I remember an old poster from my college days, that had the message, “Keep on Keeping on.” Another, similar poster, told us to “Keep on Truckin’!” That is not a bad message for all of us today. Most of us are getting pretty tired of being home-bound, of worrying about getting sick, and tired of worrying about financial and economic matters.
Culturally, it seemed at first that everyone was being kind and thoughtful and considerate, taking the situation and making the best out of it. Increasingly, we are seeing people who are getting angry and resentful about the limitations. We are seeing more and more protests, and the tone of people on Facebook and other social media is becoming increasingly hostile.
Unfortunately, I think we are still at the beginning of this crisis. Although it will probably ease up somewhat soon, it will be a long time before we have put this pandemic completely behind us. In terms of the Church, at this point, we are only allowed to have 10 people gathered for a funeral or wedding, and they must keep appropriate distance. When this begins to ease, we will not be allowed to instantly return to full churches. The same will be true with other public gatherings, such as ball games, concerts, etc.
So what do we do? First of all, focus on what is good in our lives. Yes, there are serious problems, and we are not sure of what the solutions will be. But what is going right in our lives? Are there blessings coming to us and to our family because of the slower pace of life? If not, why not? Make things better. Be creative at reaching out and being connected to others. Call people you haven’t spoken to in a while. Write a letter (does anyone still write letters?) Send positive friendly emails. Let people know you are thinking about them and praying for them.
Start a hobby. Read a book. Listen to music. Cook. Eat (my favorite thing to do when I have too much time on my hands, when I am bored, or anxious).
Read your Bible. Pick one of the books of the Bible and slowly work your way through it. Read the Acts of the Apostles. The first readings throughout this part of Easter are from Acts, which shows how Jesus continued to be present and active in the early Church, by the power of the Holy Spirit. It contains some great stories and focuses primarily on Saint Peter and Saint Paul.
Pray the Rosary. Pray the Chaplet.
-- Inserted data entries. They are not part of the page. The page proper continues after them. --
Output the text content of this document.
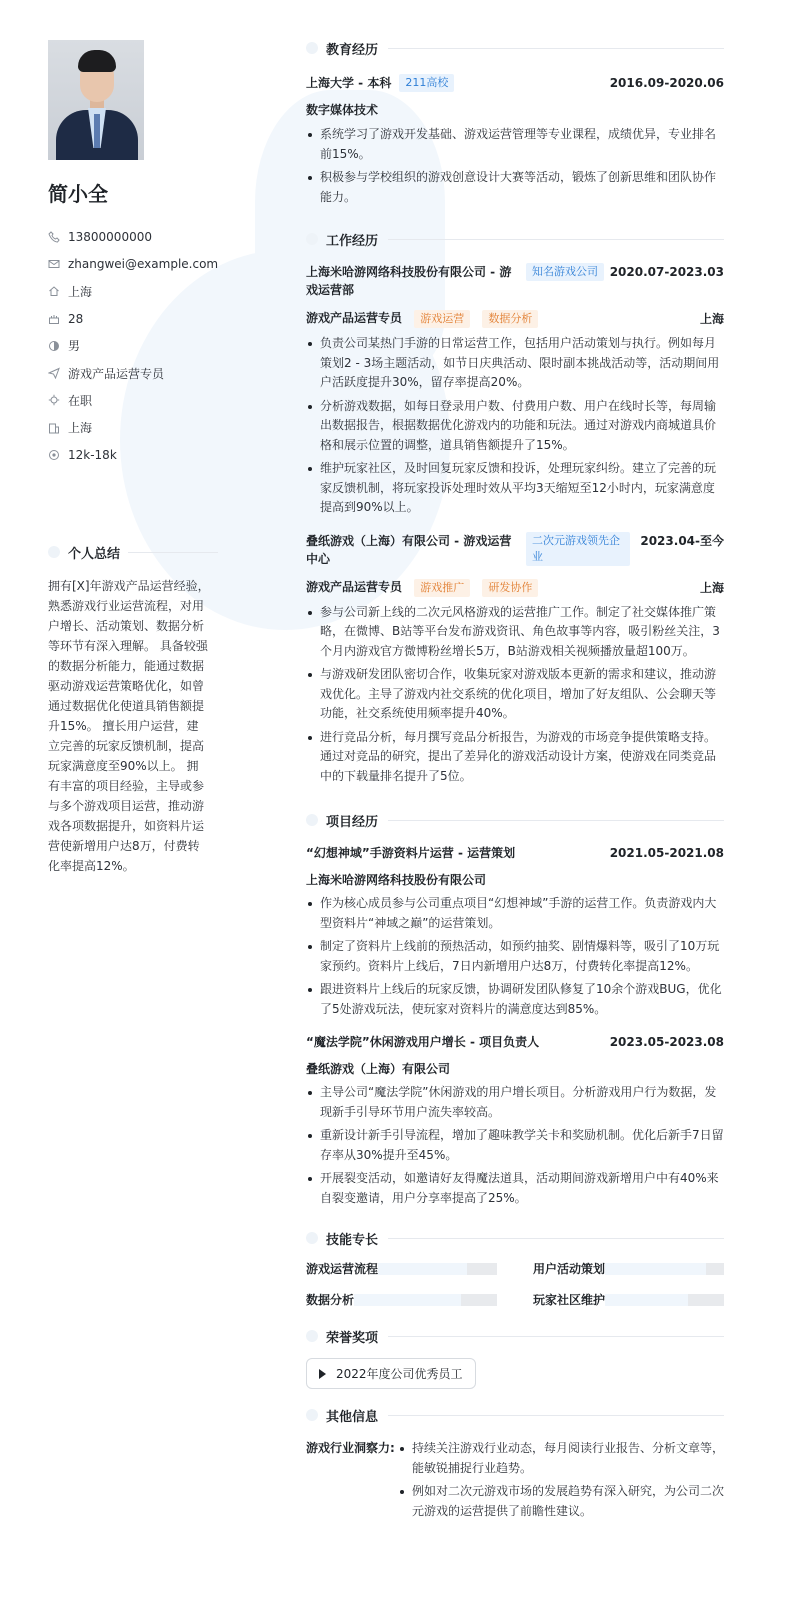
简小全
13800000000
zhangwei@example.com
上海
28
男
游戏产品运营专员
在职
上海
12k-18k
个人总结
拥有[X]年游戏产品运营经验，熟悉游戏行业运营流程，对用户增长、活动策划、数据分析等环节有深入理解。 具备较强的数据分析能力，能通过数据驱动游戏运营策略优化，如曾通过数据优化使道具销售额提升15%。 擅长用户运营，建立完善的玩家反馈机制，提高玩家满意度至90%以上。 拥有丰富的项目经验，主导或参与多个游戏项目运营，推动游戏各项数据提升，如资料片运营使新增用户达8万，付费转化率提高12%。
教育经历
上海大学 - 本科	211高校	2016.09-2020.06
数字媒体技术
系统学习了游戏开发基础、游戏运营管理等专业课程，成绩优异，专业排名前15%。
积极参与学校组织的游戏创意设计大赛等活动，锻炼了创新思维和团队协作能力。
工作经历
上海米哈游网络科技股份有限公司 - 游戏运营部
知名游戏公司 2020.07-2023.03
游戏产品运营专员 游戏运营 数据分析	上海
负责公司某热门手游的日常运营工作，包括用户活动策划与执行。例如每月策划2 - 3场主题活动，如节日庆典活动、限时副本挑战活动等，活动期间用户活跃度提升30%，留存率提高20%。
分析游戏数据，如每日登录用户数、付费用户数、用户在线时长等，每周输出数据报告，根据数据优化游戏内的功能和玩法。通过对游戏内商城道具价格和展示位置的调整，道具销售额提升了15%。
维护玩家社区，及时回复玩家反馈和投诉，处理玩家纠纷。建立了完善的玩家反馈机制，将玩家投诉处理时效从平均3天缩短至12小时内，玩家满意度提高到90%以上。
叠纸游戏（上海）有限公司 - 游戏运营中心
二次元游戏领先企业
2023.04-至今
游戏产品运营专员 游戏推广 研发协作	上海
参与公司新上线的二次元风格游戏的运营推广工作。制定了社交媒体推广策略，在微博、B站等平台发布游戏资讯、角色故事等内容，吸引粉丝关注，3个月内游戏官方微博粉丝增长5万，B站游戏相关视频播放量超100万。
与游戏研发团队密切合作，收集玩家对游戏版本更新的需求和建议，推动游戏优化。主导了游戏内社交系统的优化项目，增加了好友组队、公会聊天等功能，社交系统使用频率提升40%。
进行竞品分析，每月撰写竞品分析报告，为游戏的市场竞争提供策略支持。通过对竞品的研究，提出了差异化的游戏活动设计方案，使游戏在同类竞品中的下载量排名提升了5位。
项目经历
“幻想神域”手游资料片运营 - 运营策划	2021.05-2021.08
上海米哈游网络科技股份有限公司
作为核心成员参与公司重点项目“幻想神域”手游的运营工作。负责游戏内大型资料片“神域之巅”的运营策划。
制定了资料片上线前的预热活动，如预约抽奖、剧情爆料等，吸引了10万玩家预约。资料片上线后，7日内新增用户达8万，付费转化率提高12%。
跟进资料片上线后的玩家反馈，协调研发团队修复了10余个游戏BUG，优化了5处游戏玩法，使玩家对资料片的满意度达到85%。
“魔法学院”休闲游戏用户增长 - 项目负责人	2023.05-2023.08
叠纸游戏（上海）有限公司
主导公司“魔法学院”休闲游戏的用户增长项目。分析游戏用户行为数据，发现新手引导环节用户流失率较高。
重新设计新手引导流程，增加了趣味教学关卡和奖励机制。优化后新手7日留存率从30%提升至45%。
开展裂变活动，如邀请好友得魔法道具，活动期间游戏新增用户中有40%来自裂变邀请，用户分享率提高了25%。
技能专长
游戏运营流程	用户活动策划
数据分析	玩家社区维护
荣誉奖项
2022年度公司优秀员工
其他信息
游戏行业洞察力:	持续关注游戏行业动态，每月阅读行业报告、分析文章等，能敏锐捕捉行业趋势。
例如对二次元游戏市场的发展趋势有深入研究，为公司二次元游戏的运营提供了前瞻性建议。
If you aren’t sure how to do this, there are many internet sites that will help you. There are also a number of videos on YouTube that will lead you through these prayers.
If you are angry and resentful, pray about that. Pray for whomever you are angry or resentful with. Ask God to help you to stay peaceful in this difficult time. One of the best prayers for this is the Serenity Prayer:
“God, grant me the serenity to accept the things I cannot change, the courage to change the things I can, and the wisdom to know the difference.”
Know that all of you are in my prayers, and please keep me in yours. I really miss seeing you, and look forward to a time when we will be able to be together.
Keep on keeping on. Keep on trucking.